Dawson wasn't having any of that, though.

"I got to vote for Bernie again and I did," she said on Facebook. " ... Make this election one for the history books. Turn out needs to be historic to drive home the message that we stand for something bigger and better than we have now. ... So please stay in the game, no matter what, and continue the fight our ancestors fought with fewer means and resources ... and make the path that much better, healthier and clearer for the generations to come."

Dawson did support Booker during his abbreviated run.

Couldn't be her math

It's now clear why many people called out New York Times editorial board member Mara Gay after her recent on-air math gaffe with MSNBC "11th Hour" host Brian Williams - racism.

At least, that's her story.

Gay and Williams chuckled on air that with the $500 million failed Democratic candidate Michael Bloomberg spent on his campaign, he could have given every American - all 327 million of them - $1 million. And have some left over.

It was actually more like $1.53, but who's counting?

But Gay said those people who called the pair on the boo-boo, "a trivial math mistake," were a "racist Twitter mob." Her op-ed reply in the New York Times was titled "My People Have Been Through Worse Than a Twitter Mob."

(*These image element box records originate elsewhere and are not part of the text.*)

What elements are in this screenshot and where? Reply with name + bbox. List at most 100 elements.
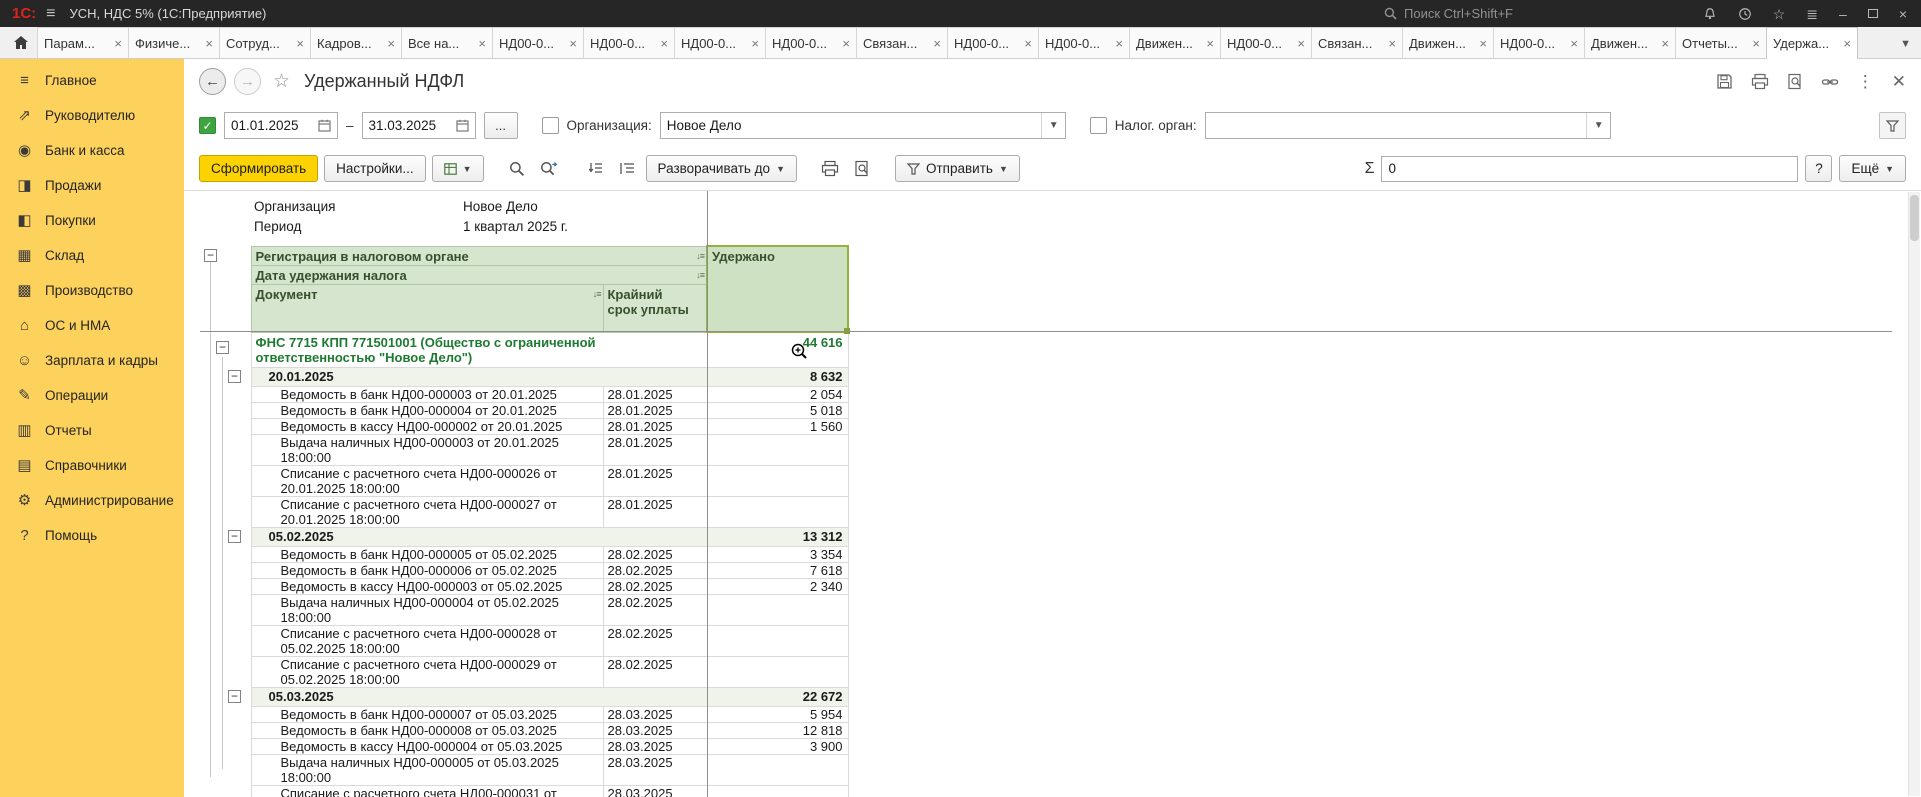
table-row-document[interactable]: Списание с расчетного счета НД00-000027 … [200, 496, 848, 527]
chevron-down-icon[interactable]: ▼ [1586, 113, 1604, 138]
print-report-button[interactable] [817, 156, 843, 182]
tab[interactable]: Отчеты... × [1675, 27, 1767, 58]
tab[interactable]: НД00-0... × [947, 27, 1039, 58]
table-row-document[interactable]: Ведомость в банк НД00-000004 от 20.01.20… [200, 402, 848, 418]
home-tab[interactable] [4, 27, 38, 58]
sidebar-item-help[interactable]: ? Помощь [0, 518, 184, 553]
tax-authority-combo[interactable]: ▼ [1205, 112, 1611, 139]
tab[interactable]: НД00-0... × [765, 27, 857, 58]
period-variants-button[interactable]: ... [484, 112, 518, 139]
table-row-document[interactable]: Ведомость в кассу НД00-000003 от 05.02.2… [200, 578, 848, 594]
tab[interactable]: Движен... × [1402, 27, 1494, 58]
forward-button[interactable]: → [234, 68, 261, 95]
tab-close-icon[interactable]: × [1206, 37, 1214, 50]
sort-icon[interactable]: ↓≡ [696, 268, 704, 283]
table-row-group[interactable]: − 20.01.2025 8 632 [200, 367, 848, 386]
tab[interactable]: Удержа... × [1766, 27, 1858, 59]
tab-close-icon[interactable]: × [1479, 37, 1487, 50]
tab-list-chevron-icon[interactable]: ▼ [1900, 38, 1921, 58]
table-row-document[interactable]: Ведомость в кассу НД00-000002 от 20.01.2… [200, 418, 848, 434]
tab-close-icon[interactable]: × [1661, 37, 1669, 50]
table-row-document[interactable]: Ведомость в банк НД00-000006 от 05.02.20… [200, 562, 848, 578]
settings-button[interactable]: Настройки... [324, 155, 425, 182]
organization-checkbox[interactable] [542, 117, 559, 134]
total-value[interactable]: 44 616 [707, 332, 848, 367]
period-from-input[interactable]: 01.01.2025 [224, 112, 338, 139]
sort-icon[interactable]: ↓≡ [696, 249, 704, 264]
tab[interactable]: НД00-0... × [1038, 27, 1130, 58]
favorite-star-icon[interactable]: ☆ [273, 70, 290, 93]
sidebar-item-purchases[interactable]: ◧ Покупки [0, 203, 184, 238]
table-row-total[interactable]: − ФНС 7715 КПП 771501001 (Общество с огр… [200, 332, 848, 367]
more-button[interactable]: Ещё ▼ [1839, 155, 1906, 182]
tab[interactable]: Физиче... × [128, 27, 220, 58]
sidebar-item-manager[interactable]: ⇗ Руководителю [0, 98, 184, 133]
tab[interactable]: Движен... × [1584, 27, 1676, 58]
tab[interactable]: НД00-0... × [1493, 27, 1585, 58]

Her people? She is black, and Williams is white. Nevertheless, she persisted.

"When you're a black woman in America with a public voice," she said, "a trivial math error can lead to a deluge of hate."

One Twitter reply to her may have said it best:

"I literally have no recollection of what you look like," it read, "and I would venture to say that if you think that being off by $999,998.48 is a trivial mistake, I can understand why you are a Democrat."